A layer is a row of neurons.
One neuron gives one output. A layer is several neurons looking at the same inputs, each with its own weights and bias, each producing one number. A layer of 4 neurons turns an input into 4 outputs, four different weighted views of the same data.
Stack layers so each layer's outputs become the next layer's inputs, and you have a multi-layer perceptron (MLP), the simplest real neural network.
Why stack them?
A single layer can only carve the input space with straight cuts, it draws lines.

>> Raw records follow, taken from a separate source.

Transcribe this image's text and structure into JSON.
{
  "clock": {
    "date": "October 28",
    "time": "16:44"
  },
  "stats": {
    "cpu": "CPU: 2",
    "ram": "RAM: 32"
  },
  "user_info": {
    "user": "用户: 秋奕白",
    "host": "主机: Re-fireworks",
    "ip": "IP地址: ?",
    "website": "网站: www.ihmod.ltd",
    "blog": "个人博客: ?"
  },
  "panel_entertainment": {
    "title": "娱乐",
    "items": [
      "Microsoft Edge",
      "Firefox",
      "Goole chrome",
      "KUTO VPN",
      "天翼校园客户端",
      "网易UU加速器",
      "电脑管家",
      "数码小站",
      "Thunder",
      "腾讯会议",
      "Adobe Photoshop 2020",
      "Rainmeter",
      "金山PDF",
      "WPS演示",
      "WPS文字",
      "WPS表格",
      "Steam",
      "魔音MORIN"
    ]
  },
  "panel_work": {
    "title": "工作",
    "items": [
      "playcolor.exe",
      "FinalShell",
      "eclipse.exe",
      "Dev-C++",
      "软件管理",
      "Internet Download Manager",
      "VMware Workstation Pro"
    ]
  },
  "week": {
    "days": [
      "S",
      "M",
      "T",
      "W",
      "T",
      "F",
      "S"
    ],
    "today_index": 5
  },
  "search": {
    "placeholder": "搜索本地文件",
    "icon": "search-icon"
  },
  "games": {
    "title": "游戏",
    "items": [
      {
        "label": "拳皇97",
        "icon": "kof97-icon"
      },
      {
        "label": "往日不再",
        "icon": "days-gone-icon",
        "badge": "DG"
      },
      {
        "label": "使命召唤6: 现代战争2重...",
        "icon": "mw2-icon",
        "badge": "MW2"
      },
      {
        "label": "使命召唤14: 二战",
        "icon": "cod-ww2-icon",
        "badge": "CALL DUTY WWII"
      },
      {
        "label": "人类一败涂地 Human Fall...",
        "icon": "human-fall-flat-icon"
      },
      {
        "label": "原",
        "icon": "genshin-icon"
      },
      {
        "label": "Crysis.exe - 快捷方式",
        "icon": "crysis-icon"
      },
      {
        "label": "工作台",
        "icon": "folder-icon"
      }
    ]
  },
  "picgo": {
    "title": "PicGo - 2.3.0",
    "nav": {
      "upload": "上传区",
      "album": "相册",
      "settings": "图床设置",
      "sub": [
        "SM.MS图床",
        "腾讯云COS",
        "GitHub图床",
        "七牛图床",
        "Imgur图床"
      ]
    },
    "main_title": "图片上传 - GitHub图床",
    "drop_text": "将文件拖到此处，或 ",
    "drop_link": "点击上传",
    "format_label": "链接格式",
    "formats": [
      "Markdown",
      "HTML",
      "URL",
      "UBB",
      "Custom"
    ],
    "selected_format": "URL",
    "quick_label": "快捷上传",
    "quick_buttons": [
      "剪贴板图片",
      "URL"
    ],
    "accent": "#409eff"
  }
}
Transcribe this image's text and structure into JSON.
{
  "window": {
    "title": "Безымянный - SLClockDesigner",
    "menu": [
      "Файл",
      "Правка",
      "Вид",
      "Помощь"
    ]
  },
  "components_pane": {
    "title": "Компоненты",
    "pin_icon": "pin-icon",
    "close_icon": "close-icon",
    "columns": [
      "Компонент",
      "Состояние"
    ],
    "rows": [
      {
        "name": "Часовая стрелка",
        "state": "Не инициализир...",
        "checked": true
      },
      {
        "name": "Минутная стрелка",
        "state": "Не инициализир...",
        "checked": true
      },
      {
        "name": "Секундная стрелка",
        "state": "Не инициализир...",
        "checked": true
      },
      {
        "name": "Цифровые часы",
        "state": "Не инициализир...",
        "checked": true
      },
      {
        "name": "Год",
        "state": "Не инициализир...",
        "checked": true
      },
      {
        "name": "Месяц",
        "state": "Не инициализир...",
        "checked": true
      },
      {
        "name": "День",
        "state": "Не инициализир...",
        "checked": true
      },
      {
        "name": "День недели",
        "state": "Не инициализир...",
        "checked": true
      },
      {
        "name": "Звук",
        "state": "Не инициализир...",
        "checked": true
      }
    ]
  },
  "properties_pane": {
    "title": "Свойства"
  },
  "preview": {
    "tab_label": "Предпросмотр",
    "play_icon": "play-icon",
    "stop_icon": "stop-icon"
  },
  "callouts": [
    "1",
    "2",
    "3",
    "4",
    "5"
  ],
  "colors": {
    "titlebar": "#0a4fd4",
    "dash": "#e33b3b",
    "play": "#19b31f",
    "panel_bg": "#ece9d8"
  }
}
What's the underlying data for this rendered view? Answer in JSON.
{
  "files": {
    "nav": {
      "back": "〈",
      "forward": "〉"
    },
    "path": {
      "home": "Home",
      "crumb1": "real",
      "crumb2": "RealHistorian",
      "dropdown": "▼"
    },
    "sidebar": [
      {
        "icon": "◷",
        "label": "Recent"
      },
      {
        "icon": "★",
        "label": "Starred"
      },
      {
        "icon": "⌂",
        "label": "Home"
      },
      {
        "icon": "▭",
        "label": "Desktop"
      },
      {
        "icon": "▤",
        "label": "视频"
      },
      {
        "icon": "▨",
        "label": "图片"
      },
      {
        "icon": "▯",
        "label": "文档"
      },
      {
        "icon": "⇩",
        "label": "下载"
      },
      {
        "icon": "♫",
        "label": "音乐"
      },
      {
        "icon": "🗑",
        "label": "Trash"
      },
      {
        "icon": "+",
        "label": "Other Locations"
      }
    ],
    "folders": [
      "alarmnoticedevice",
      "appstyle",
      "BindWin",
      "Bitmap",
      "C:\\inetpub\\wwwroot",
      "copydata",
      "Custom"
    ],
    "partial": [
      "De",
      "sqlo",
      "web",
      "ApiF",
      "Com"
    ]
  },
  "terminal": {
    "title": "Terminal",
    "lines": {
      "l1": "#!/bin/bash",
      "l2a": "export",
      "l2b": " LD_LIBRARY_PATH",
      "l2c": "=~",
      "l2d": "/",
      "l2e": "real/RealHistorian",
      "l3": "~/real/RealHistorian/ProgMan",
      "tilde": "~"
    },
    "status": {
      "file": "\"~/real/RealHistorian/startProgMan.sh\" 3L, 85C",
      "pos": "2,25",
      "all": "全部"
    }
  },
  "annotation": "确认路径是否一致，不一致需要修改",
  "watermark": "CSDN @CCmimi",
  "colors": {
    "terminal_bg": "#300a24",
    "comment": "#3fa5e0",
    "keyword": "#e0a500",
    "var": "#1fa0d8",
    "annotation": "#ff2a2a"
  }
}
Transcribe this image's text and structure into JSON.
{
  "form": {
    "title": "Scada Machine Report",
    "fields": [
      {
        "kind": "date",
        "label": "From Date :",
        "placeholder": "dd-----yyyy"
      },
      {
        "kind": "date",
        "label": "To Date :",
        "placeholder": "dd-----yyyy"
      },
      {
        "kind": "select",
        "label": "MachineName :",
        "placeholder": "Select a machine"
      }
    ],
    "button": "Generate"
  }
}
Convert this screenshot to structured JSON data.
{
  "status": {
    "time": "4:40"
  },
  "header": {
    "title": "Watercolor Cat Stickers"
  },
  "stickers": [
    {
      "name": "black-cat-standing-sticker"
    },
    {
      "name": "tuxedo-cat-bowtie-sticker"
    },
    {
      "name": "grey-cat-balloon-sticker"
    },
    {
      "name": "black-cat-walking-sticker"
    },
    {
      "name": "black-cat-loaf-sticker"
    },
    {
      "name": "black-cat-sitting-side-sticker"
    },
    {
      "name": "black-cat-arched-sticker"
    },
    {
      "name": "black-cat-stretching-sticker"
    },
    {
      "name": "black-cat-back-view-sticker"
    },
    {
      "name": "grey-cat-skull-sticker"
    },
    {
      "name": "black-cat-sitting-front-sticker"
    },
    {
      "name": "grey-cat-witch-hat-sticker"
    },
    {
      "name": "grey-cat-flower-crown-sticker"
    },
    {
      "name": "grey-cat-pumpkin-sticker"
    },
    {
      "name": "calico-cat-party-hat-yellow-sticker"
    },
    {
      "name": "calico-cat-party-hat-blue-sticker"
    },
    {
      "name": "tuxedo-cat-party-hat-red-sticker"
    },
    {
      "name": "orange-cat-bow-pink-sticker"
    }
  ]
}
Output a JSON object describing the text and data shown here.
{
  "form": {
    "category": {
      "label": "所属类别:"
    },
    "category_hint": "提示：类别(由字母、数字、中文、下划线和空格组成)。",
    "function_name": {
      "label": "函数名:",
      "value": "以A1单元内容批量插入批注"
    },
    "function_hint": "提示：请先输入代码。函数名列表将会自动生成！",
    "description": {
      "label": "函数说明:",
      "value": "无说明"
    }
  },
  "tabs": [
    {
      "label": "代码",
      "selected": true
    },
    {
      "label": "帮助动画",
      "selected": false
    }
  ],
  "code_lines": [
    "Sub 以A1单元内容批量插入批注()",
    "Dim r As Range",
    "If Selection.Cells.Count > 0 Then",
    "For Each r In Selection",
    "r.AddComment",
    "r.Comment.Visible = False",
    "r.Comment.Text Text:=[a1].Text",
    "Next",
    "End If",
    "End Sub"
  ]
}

Many real problems need curved, wiggly boundaries. Stacking layers, each followed by a nonlinearity, lets the network bend and combine those cuts into complex shapes. Depth is what turns "draw a line" into "draw any boundary you need." (The nonlinearity is essential here, that's the next lesson.)
All the knobs in one list.
An MLP's parameters are simply every weight and bias of every neuron in every layer, gathered into one list. That list is what the optimizer steps each round. A net with input 2 โ hidden 4 โ hidden 4 โ output 1 has, for instance, a few dozen parameters; a real one has millions. The mechanism is identical.
An MLP is just neurons composed into layers composed into a network, and the whole thing is still one computation graph. So the forward pass runs it, and the single backward() from Unit 2 computes the gradient of every parameter end to end. You don't write new differentiation for networks; you reuse the engine.
Key takeaways
A layer is several neurons sharing inputs; an MLP is layers stacked so each feeds the next.
Depth plus nonlinearity lets a network represent curved, complex boundaries, not just straight cuts.
The MLP's parameters are all weights and biases in one list; it's one graph, so backprop just works.